With each readmission costing $14,800, ideal readmission rates are five-to-seven percent. With the majority of post-acute care provided by certified nursing assistants (CNAs) and non-licensed personnel, ACOs must offer data-based acute care guidance on how cases should move forward and not return to acute status. Data transparency is complemented by other initiatives aimed at reducing readmissions including:
- Conducting testing and treatment in PAC facilities rather than the ER
- Bringing in specialists to identify key indicators
- Leveraging telehealth between acute and post-acute facilities to manage emerging issues
- Transparent Data Keeps Lengths of Stay Manageable and Cost-Effective
A post-acute patient stay should be in the 10-to-15-day range, despite the Medicare average of 26 days. The network saves $600 for every day that a patient’s stay is shortened. When ACOs access and evaluate their PAC network’s patient data, a length-of-stay analysis contributes to greater shared savings, too. The right data helps determine current and desired functional states, when patients might be ready to move to the level of care, and what the network expects patients to be able to do once they leave post-acute care.

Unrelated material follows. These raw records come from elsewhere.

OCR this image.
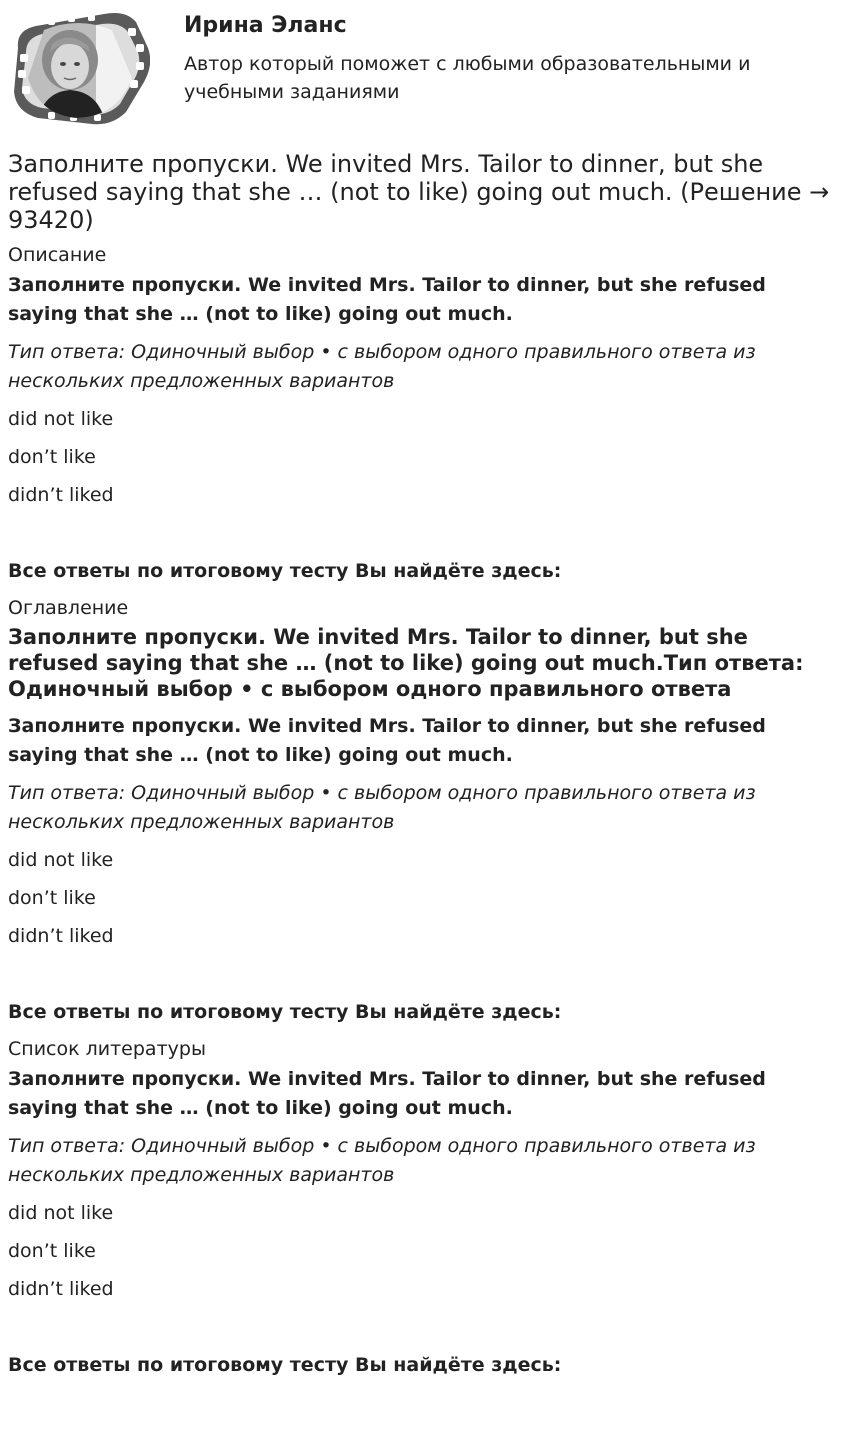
Ирина Эланс

Автор который поможет с любыми образовательными и учебными заданиями

Заполните пропуски. We invited Mrs. Tailor to dinner, but she refused saying that she … (not to like) going out much. (Решение → 93420)
Описание
Заполните пропуски. We invited Mrs. Tailor to dinner, but she refused saying that she … (not to like) going out much.
Тип ответа: Одиночный выбор • с выбором одного правильного ответа из нескольких предложенных вариантов
did not like
don’t like
didn’t liked
Все ответы по итоговому тесту Вы найдёте здесь:
Оглавление
Заполните пропуски. We invited Mrs. Tailor to dinner, but she refused saying that she … (not to like) going out much.Тип ответа: Одиночный выбор • с выбором одного правильного ответа
Заполните пропуски. We invited Mrs. Tailor to dinner, but she refused saying that she … (not to like) going out much.
Тип ответа: Одиночный выбор • с выбором одного правильного ответа из нескольких предложенных вариантов
did not like
don’t like
didn’t liked
Все ответы по итоговому тесту Вы найдёте здесь:
Список литературы
Заполните пропуски. We invited Mrs. Tailor to dinner, but she refused saying that she … (not to like) going out much.
Тип ответа: Одиночный выбор • с выбором одного правильного ответа из нескольких предложенных вариантов
did not like
don’t like
didn’t liked
Все ответы по итоговому тесту Вы найдёте здесь:
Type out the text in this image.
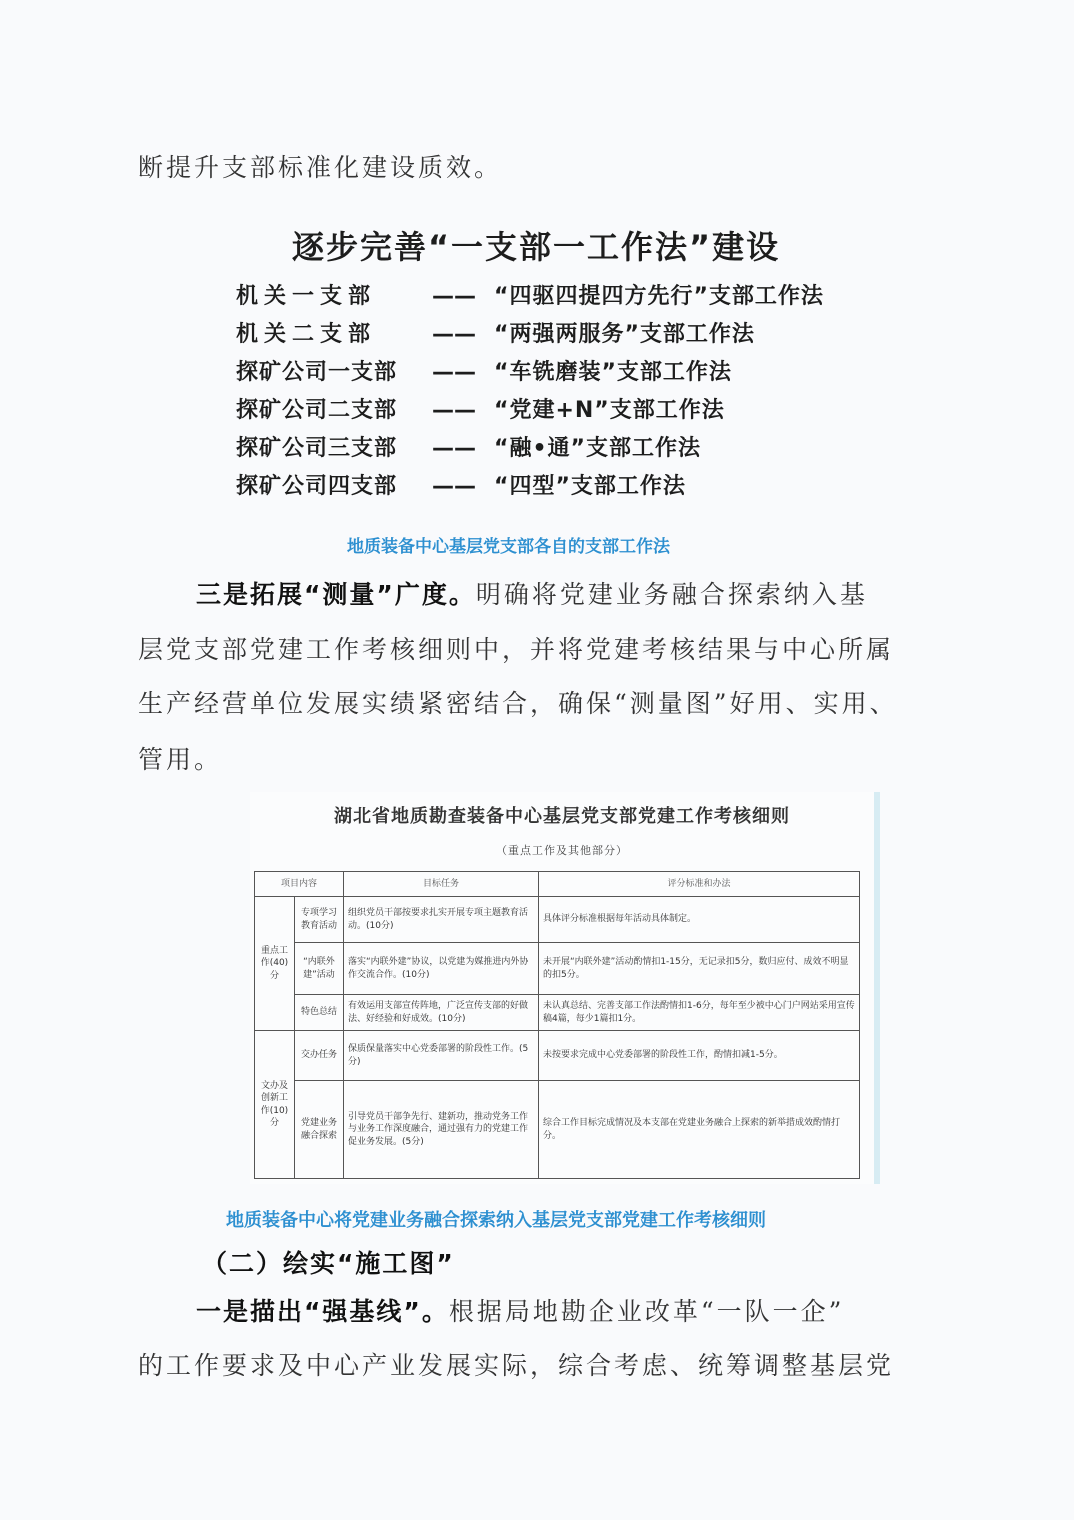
断提升支部标准化建设质效。
逐步完善“一支部一工作法”建设
机关一支部	—— “四驱四提四方先行”支部工作法
机关二支部	—— “两强两服务”支部工作法
探矿公司一支部	—— “车铣磨装”支部工作法
探矿公司二支部	—— “党建+N”支部工作法
探矿公司三支部	—— “融•通”支部工作法
探矿公司四支部	—— “四型”支部工作法
地质装备中心基层党支部各自的支部工作法
三是拓展“测量”广度。明确将党建业务融合探索纳入基
层党支部党建工作考核细则中，并将党建考核结果与中心所属
生产经营单位发展实绩紧密结合，确保“测量图”好用、实用、
管用。
湖北省地质勘查装备中心基层党支部党建工作考核细则
（重点工作及其他部分）
项目内容		目标任务	评分标准和办法
重点工作(40)分	专项学习教育活动	组织党员干部按要求扎实开展专项主题教育活动。(10分)	具体评分标准根据每年活动具体制定。
	“内联外建”活动	落实“内联外建”协议，以党建为媒推进内外协作交流合作。(10分)	未开展“内联外建”活动酌情扣1-15分，无记录扣5分，数归应付、成效不明显的扣5分。
	特色总结	有效运用支部宣传阵地，广泛宣传支部的好做法、好经验和好成效。(10分)	未认真总结、完善支部工作法酌情扣1-6分，每年至少被中心门户网站采用宣传稿4篇，每少1篇扣1分。
文办及创新工作(10)分	交办任务	保质保量落实中心党委部署的阶段性工作。(5分)	未按要求完成中心党委部署的阶段性工作，酌情扣减1-5分。
	党建业务融合探索	引导党员干部争先行、建新功，推动党务工作与业务工作深度融合，通过强有力的党建工作促业务发展。(5分)	综合工作目标完成情况及本支部在党建业务融合上探索的新举措成效酌情打分。
地质装备中心将党建业务融合探索纳入基层党支部党建工作考核细则
（二）绘实“施工图”
一是描出“强基线”。根据局地勘企业改革“一队一企”
的工作要求及中心产业发展实际，综合考虑、统筹调整基层党
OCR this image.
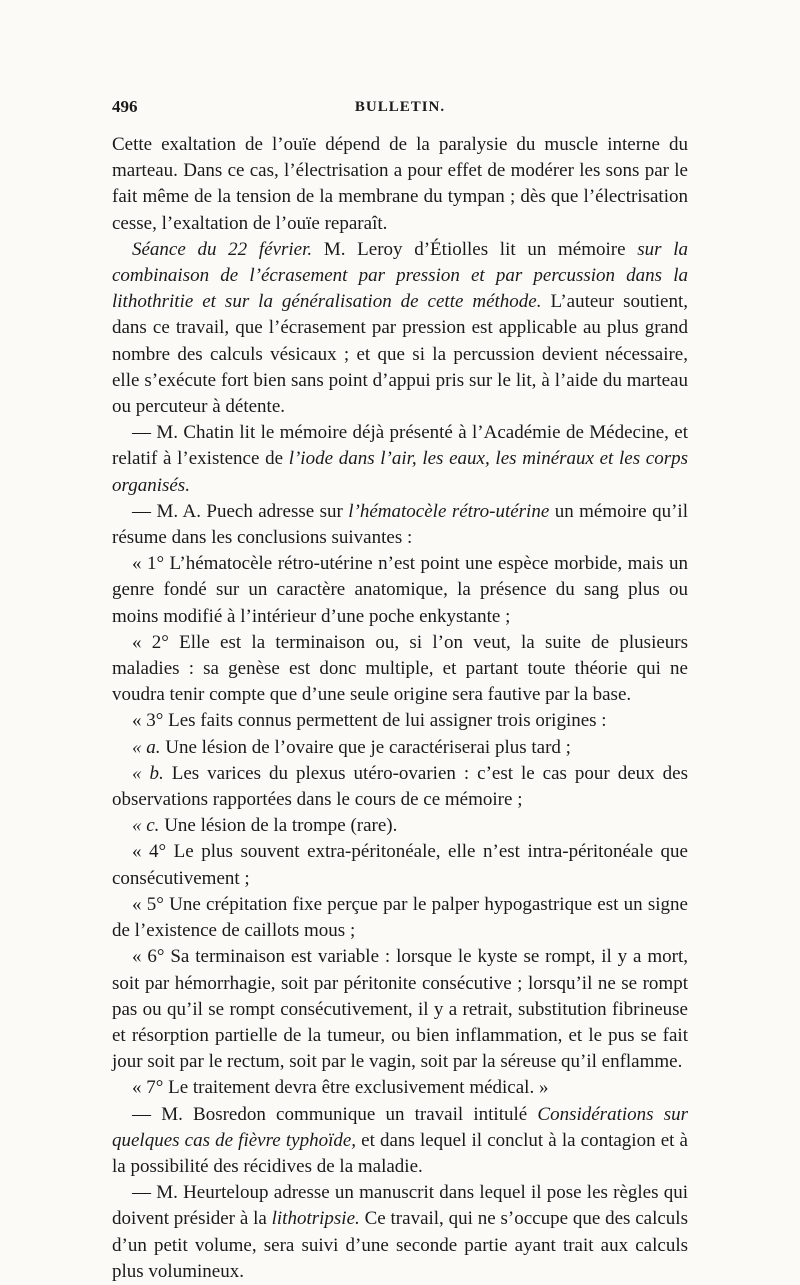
496	BULLETIN.

Cette exaltation de l’ouïe dépend de la paralysie du muscle interne du marteau. Dans ce cas, l’électrisation a pour effet de modérer les sons par le fait même de la tension de la membrane du tympan ; dès que l’électrisation cesse, l’exaltation de l’ouïe reparaît.

Séance du 22 février. M. Leroy d’Étiolles lit un mémoire sur la combinaison de l’écrasement par pression et par percussion dans la lithothritie et sur la généralisation de cette méthode. L’auteur soutient, dans ce travail, que l’écrasement par pression est applicable au plus grand nombre des calculs vésicaux ; et que si la percussion devient nécessaire, elle s’exécute fort bien sans point d’appui pris sur le lit, à l’aide du marteau ou percuteur à détente.

— M. Chatin lit le mémoire déjà présenté à l’Académie de Médecine, et relatif à l’existence de l’iode dans l’air, les eaux, les minéraux et les corps organisés.

— M. A. Puech adresse sur l’hématocèle rétro-utérine un mémoire qu’il résume dans les conclusions suivantes :

« 1° L’hématocèle rétro-utérine n’est point une espèce morbide, mais un genre fondé sur un caractère anatomique, la présence du sang plus ou moins modifié à l’intérieur d’une poche enkystante ;

« 2° Elle est la terminaison ou, si l’on veut, la suite de plusieurs maladies : sa genèse est donc multiple, et partant toute théorie qui ne voudra tenir compte que d’une seule origine sera fautive par la base.

« 3° Les faits connus permettent de lui assigner trois origines :

« a. Une lésion de l’ovaire que je caractériserai plus tard ;

« b. Les varices du plexus utéro-ovarien : c’est le cas pour deux des observations rapportées dans le cours de ce mémoire ;

« c. Une lésion de la trompe (rare).

« 4° Le plus souvent extra-péritonéale, elle n’est intra-péritonéale que consécutivement ;

« 5° Une crépitation fixe perçue par le palper hypogastrique est un signe de l’existence de caillots mous ;

« 6° Sa terminaison est variable : lorsque le kyste se rompt, il y a mort, soit par hémorrhagie, soit par péritonite consécutive ; lorsqu’il ne se rompt pas ou qu’il se rompt consécutivement, il y a retrait, substitution fibrineuse et résorption partielle de la tumeur, ou bien inflammation, et le pus se fait jour soit par le rectum, soit par le vagin, soit par la séreuse qu’il enflamme.

« 7° Le traitement devra être exclusivement médical. »

— M. Bosredon communique un travail intitulé Considérations sur quelques cas de fièvre typhoïde, et dans lequel il conclut à la contagion et à la possibilité des récidives de la maladie.

— M. Heurteloup adresse un manuscrit dans lequel il pose les règles qui doivent présider à la lithotripsie. Ce travail, qui ne s’occupe que des calculs d’un petit volume, sera suivi d’une seconde partie ayant trait aux calculs plus volumineux.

What else promotes shorter LOS? Determining each patient’s next stop in advance. Will that person be living independently or need home care? ACOs can make sure their PAC partners are giving their patients everything they need to succeed when it’s time to make the next transition. PACs and their ACOs should regularly discuss all new PAC patients as well as any patients whose stay has exceeded 15 days. Families are another important component of the length-of- stay conversation. The patient’s status, the need for spouse or other caregiver respite or training, and the allowable versus necessary LOS must all be considered.
PACs Appreciate ACO Support – and a Share in the Savings They Create
ACOs might think that their post-acute network knows its own business, and would not welcome ACO involvement in patients’ PAC care. In fact, PACs appreciate ACO guidance and resources that lead to better patient results – and lower PAC costs. Seeing the value of post-acute patient data can enable ACOs and PACs to develop a trusted partnership that puts patient responsiveness and care first.
When such a partnership is established, ACOs can reward their post-acute network with financial incentives from their improved shared savings. If the PACs are doing a great job driving patient outcomes, financial motivation keeps them focused and engaged in the overall success of the ACO.
ACOs now provide healthcare to 32 million Americans, reflecting the industry’s move towards value-based care. By taking advantage of data transparency with their PAC networks, ACOs are making that care model – along with additional shared savings – a reality.